Unfortunately there are some implications of having a significantly sized center of gravity that makes our brain use artifacts of physical dimensions to measure the distance. I can think of several but things like – language, time zones, culture codes, are all spatially located in our brains, so when we see the same artifacts in the virtual world we may easily “locate” the virtual project in the same distance from us as those artifacts are.
It’s a tricky problem that cannot be easily solved by translation or cultural agnosticism that Mozilla is so strong in.
But I believe that we have to fight it because it’s an illusion.
It’s an illusion that keeps wonderful and talented people in China, Russia, Ukraine, and many other regions from making an impact on the web they care for, because they mistakenly believe that they’re far away from the project that represents possibly the shortest way for an individual anywhere in the world to shape up the possibly most important social tool in the world.
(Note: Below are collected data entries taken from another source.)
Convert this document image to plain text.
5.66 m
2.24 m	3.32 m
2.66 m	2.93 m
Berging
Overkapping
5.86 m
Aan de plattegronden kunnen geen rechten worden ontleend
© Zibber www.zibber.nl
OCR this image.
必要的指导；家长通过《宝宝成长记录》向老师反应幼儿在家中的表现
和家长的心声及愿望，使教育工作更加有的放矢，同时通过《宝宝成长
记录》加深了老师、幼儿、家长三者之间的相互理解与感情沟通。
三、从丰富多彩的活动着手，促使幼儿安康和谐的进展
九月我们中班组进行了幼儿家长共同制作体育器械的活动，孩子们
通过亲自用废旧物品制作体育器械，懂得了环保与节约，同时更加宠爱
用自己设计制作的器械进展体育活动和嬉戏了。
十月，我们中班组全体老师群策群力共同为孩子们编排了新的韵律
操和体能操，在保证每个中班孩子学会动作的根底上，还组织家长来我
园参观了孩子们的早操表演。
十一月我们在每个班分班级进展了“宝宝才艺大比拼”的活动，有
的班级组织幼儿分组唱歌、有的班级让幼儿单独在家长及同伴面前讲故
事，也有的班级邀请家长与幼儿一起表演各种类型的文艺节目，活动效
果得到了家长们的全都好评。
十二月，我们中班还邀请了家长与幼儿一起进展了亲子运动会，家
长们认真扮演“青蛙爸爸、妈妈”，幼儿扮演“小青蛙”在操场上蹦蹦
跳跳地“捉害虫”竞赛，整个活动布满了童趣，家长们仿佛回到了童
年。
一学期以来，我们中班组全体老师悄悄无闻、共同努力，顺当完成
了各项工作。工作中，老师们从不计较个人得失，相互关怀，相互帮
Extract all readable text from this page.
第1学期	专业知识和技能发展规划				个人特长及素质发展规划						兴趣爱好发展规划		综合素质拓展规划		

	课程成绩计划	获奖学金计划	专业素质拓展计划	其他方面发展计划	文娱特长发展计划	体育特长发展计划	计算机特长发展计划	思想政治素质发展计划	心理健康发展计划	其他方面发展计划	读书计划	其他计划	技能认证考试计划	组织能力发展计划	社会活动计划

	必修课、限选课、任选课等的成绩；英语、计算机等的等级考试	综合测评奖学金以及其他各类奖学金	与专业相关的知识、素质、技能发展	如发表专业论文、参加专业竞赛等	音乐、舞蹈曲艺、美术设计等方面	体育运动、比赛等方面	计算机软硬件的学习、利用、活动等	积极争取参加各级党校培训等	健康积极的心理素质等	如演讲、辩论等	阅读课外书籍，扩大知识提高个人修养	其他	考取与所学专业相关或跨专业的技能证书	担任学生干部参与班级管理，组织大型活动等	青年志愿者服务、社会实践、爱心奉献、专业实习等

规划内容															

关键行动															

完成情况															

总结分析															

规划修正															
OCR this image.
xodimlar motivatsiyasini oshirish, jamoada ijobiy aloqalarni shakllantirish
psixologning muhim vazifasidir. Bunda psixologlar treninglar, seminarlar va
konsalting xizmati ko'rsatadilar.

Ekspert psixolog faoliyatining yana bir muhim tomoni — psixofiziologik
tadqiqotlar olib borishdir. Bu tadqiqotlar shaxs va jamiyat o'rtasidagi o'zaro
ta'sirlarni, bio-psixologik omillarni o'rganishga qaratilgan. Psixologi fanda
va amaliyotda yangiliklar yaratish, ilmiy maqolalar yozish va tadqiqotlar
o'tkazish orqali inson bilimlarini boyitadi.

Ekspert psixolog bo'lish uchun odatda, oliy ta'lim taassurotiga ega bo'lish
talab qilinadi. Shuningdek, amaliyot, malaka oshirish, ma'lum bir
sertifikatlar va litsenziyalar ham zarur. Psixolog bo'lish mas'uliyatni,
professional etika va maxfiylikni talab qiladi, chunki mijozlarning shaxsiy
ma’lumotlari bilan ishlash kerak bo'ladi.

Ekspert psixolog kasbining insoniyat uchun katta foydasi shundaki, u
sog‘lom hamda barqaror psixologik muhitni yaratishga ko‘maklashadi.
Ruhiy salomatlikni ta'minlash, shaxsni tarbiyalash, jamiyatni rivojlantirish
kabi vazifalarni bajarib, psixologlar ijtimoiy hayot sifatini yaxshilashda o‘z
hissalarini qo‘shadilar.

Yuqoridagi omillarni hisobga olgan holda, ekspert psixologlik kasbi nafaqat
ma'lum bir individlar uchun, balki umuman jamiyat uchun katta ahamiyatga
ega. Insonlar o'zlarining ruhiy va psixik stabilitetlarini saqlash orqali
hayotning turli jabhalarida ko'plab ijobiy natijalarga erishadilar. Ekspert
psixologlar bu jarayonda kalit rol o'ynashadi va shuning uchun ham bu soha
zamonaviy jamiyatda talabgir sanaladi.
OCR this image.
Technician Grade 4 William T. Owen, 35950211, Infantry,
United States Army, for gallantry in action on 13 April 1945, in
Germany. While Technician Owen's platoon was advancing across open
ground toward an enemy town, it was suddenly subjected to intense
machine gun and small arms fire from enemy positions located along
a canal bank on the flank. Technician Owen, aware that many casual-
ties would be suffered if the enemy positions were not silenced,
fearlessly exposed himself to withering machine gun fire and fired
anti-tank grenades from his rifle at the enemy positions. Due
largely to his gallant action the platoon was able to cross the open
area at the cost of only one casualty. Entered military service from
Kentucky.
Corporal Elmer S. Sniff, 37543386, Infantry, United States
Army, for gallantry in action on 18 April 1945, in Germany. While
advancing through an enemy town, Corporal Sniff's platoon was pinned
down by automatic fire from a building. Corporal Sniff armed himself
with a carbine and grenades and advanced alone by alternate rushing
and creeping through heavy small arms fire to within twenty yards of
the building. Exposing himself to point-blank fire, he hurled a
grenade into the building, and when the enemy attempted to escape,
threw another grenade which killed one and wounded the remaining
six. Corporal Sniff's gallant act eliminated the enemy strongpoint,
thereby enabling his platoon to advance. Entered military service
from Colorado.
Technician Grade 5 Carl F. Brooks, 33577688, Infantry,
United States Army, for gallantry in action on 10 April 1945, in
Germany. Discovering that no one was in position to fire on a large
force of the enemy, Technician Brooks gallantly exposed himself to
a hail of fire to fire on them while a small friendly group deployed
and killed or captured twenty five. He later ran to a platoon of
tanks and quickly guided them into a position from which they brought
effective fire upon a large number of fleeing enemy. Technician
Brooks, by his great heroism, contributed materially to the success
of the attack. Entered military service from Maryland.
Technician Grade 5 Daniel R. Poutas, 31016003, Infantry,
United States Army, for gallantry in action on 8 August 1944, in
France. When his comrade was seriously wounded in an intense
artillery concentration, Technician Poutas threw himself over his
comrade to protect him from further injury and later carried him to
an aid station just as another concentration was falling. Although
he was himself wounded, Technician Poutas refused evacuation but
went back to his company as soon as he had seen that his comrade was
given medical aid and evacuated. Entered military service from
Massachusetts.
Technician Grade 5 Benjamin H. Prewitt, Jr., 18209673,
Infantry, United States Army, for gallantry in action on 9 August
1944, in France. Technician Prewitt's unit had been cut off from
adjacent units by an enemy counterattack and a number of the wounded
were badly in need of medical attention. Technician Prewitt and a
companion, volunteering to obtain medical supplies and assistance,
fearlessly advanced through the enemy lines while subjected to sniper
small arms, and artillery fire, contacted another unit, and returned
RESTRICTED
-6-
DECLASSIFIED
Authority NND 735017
We can localize all resources, globalize and glocalize all activities, but in order to reduce the NA/Western European shift vector of Mozilla and closer represent how the World population really is distributed we need to break the illusion that Mozilla happens somewhere in a spatial reality and that there is a notion of distance.
Now, since Mozilla may be the first project ever to be big, open and on the web enough to experience it, it’s we who need to find ways to solve it!